The Bard in Retail
As the judge of the Bakeless contest, she had picked "The Clerk's Tale" from 850 submissions. One of the perks of the award, along with a spot at the Bread Loaf Writers' Conference at Middlebury College in Vermont, is publication by Houghton Mifflin.
Over three months a little more than a year ago, Gluck guided Reece through a series of rewrites. They'd work in the morning for a couple of hours by telephone and then he would drive to work in his Neon.
The ending of the title poem went through 20 versions before everything fell into place with the line "Snow falls like rice." The image provided just the right echo of the marriage theme from Chaucer's original "Clerk's Tale."
Having deemed it ready, Gluck steered the title poem to Alice Quinn, the poetry editor at the New Yorker, who in June gave the poem the entire back page of its Debut Fiction issue.
When Quinn called with the news, Reece had a mouth full of pins as he tried to tailor the seat of a customer's pants.
In her foreword to the book, Gluck writes, "We do not expect virtuosity as the outward form of soul-making, nor do we associate generosity and humanity with such sophistication of means, such polished intelligence. Like all genuinely new work, Spencer Reece's compels a reevaluation of the possible."
Analogies fit awkwardly sometimes, but to understand the sudden acclaim Reece has received you might try to imagine an unknown middle-age pitcher arriving in the big leagues, having bypassed all three steps of the minors, only to throw a no-hitter.
His first reading was at the Library of Congress.

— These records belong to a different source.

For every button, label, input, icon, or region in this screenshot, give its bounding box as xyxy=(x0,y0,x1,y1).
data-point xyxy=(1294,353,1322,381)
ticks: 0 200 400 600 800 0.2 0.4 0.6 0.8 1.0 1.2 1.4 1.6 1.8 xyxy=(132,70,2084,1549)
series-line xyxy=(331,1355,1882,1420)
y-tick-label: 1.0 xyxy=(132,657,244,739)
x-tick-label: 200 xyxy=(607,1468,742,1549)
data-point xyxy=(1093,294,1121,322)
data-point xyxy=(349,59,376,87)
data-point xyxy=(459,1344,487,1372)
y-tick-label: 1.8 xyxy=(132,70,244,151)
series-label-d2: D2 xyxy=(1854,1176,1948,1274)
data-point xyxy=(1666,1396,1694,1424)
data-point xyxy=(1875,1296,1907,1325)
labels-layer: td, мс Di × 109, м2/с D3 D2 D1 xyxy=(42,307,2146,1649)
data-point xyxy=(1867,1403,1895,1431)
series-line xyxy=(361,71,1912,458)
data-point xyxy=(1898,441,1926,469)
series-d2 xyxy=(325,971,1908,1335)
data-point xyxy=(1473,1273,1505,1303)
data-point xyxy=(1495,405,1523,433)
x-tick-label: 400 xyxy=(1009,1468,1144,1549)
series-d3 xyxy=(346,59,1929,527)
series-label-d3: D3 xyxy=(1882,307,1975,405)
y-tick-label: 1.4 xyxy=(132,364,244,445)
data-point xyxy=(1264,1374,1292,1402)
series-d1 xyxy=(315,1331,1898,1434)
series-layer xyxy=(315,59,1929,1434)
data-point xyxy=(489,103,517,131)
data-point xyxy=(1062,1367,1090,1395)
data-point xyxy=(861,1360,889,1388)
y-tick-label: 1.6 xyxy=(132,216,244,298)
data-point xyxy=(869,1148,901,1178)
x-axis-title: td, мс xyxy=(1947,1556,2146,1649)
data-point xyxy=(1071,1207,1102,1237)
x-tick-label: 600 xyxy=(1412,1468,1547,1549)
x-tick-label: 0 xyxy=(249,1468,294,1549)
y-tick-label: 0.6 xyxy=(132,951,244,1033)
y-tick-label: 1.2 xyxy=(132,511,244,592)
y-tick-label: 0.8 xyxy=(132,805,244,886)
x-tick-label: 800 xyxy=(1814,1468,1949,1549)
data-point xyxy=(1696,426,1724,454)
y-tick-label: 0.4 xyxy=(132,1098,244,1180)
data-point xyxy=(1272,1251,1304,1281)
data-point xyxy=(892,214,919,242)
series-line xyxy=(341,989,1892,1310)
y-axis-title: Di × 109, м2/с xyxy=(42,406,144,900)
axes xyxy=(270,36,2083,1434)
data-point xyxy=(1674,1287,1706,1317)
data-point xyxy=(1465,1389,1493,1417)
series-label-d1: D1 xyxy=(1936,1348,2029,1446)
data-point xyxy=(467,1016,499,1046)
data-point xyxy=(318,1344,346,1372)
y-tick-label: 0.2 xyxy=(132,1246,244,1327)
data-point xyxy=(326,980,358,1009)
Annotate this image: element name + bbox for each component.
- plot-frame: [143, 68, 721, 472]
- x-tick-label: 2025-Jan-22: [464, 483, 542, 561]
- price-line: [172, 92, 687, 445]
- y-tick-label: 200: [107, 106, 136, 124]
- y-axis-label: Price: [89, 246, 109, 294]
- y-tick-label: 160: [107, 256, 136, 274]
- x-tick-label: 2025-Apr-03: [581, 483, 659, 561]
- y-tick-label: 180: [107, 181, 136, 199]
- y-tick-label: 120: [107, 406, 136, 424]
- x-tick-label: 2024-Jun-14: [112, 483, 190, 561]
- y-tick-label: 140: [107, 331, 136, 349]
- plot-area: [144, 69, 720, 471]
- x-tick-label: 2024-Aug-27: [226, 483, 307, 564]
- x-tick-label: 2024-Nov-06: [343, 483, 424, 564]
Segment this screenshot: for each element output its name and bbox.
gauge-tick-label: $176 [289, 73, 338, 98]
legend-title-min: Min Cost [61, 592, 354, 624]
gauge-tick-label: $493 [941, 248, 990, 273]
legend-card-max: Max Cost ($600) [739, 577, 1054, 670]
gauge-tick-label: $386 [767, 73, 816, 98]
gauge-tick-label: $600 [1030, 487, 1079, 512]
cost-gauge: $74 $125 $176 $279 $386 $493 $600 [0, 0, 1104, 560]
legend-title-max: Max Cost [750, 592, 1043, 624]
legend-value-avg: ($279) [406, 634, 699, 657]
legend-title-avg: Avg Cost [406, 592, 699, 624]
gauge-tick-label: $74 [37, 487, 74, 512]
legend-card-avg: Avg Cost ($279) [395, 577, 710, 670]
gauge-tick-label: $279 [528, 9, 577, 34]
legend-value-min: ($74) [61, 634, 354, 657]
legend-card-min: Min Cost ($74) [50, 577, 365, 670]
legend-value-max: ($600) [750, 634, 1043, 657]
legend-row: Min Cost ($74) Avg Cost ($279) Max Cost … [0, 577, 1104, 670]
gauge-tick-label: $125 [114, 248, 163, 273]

He cried in the middle of it. But once the publicity machine got hold of his quirky story, his acclaim began to spread beyond the literary world.
Reporters periodically fly in to interview him. (He is a headline writer's dream: The Bard of Brooks Brothers.) He has accepted an offer from a Palm Beach chapter of the Daughters of the American Revolution to speak to them this Christmas.
"It's been very strange," he says.
The Family Circle
"My family," Reece says as he orders iced tea with dinner at a favorite fish house, "was at once fabulous and horrible." He likens them to the Tyrones in Eugene O'Neill's "Long Day's Journey Into Night." Boozy, brilliant and corrosive.
His father was a successful pathologist. His mother was a nurse. They met in the early 1960s at a hospital in Hartford, Conn., where they were working.
Reece's grandfather was a chemical engineer who worked with enriched uranium for the Manhattan Project. His mother's great-aunt was a singer at the Metropolitan Opera.
"So one side of the family was focused on art, and the other was involved with the bomb," Reece says.
Wealth made many things possible when he was growing up. He went to boarding school in Minneapolis. One of his most vivid memories from the period was the effeminate young boy who hanged himself to escape the teasing of his classmates.
He attended Bowdoin College in Maine for two years before transferring to Wesleyan University in Connecticut, where he graduated in 1985 with a bachelor's degree in English literature.
Reece did some writing in college, short stories good enough to win him a coveted spot at Bread Loaf when he was just 19. He dismisses his poetry of that time as "juvenilia," though it won him an award from the Academy of American Poets.
"I was so immature then," he says, audibly wincing at the memory of himself: a clove cigarette-smoking, ultra-bohemian with a haircut somewhere between Laurie Anderson and the lead singer of the Cure. "One of the least favorite versions of myself."
Just before he graduated, he got a call that his cousin John had been killed after a bar fight in St. Augustine, Fla. "They took him to the river and drowned him," Reece said. "They found his body three days later."
Within the year Reece had given up alcohol. "We were on the same path of self-destruction," he said of his cousin.
Leaving Wesleyan, as some of his classmates headed for Broadway or west to Hollywood, Reece flew to England to study Renaissance poetry. He wrote his master's thesis on John Donne and George Herbert and the expression of humility in their poetry.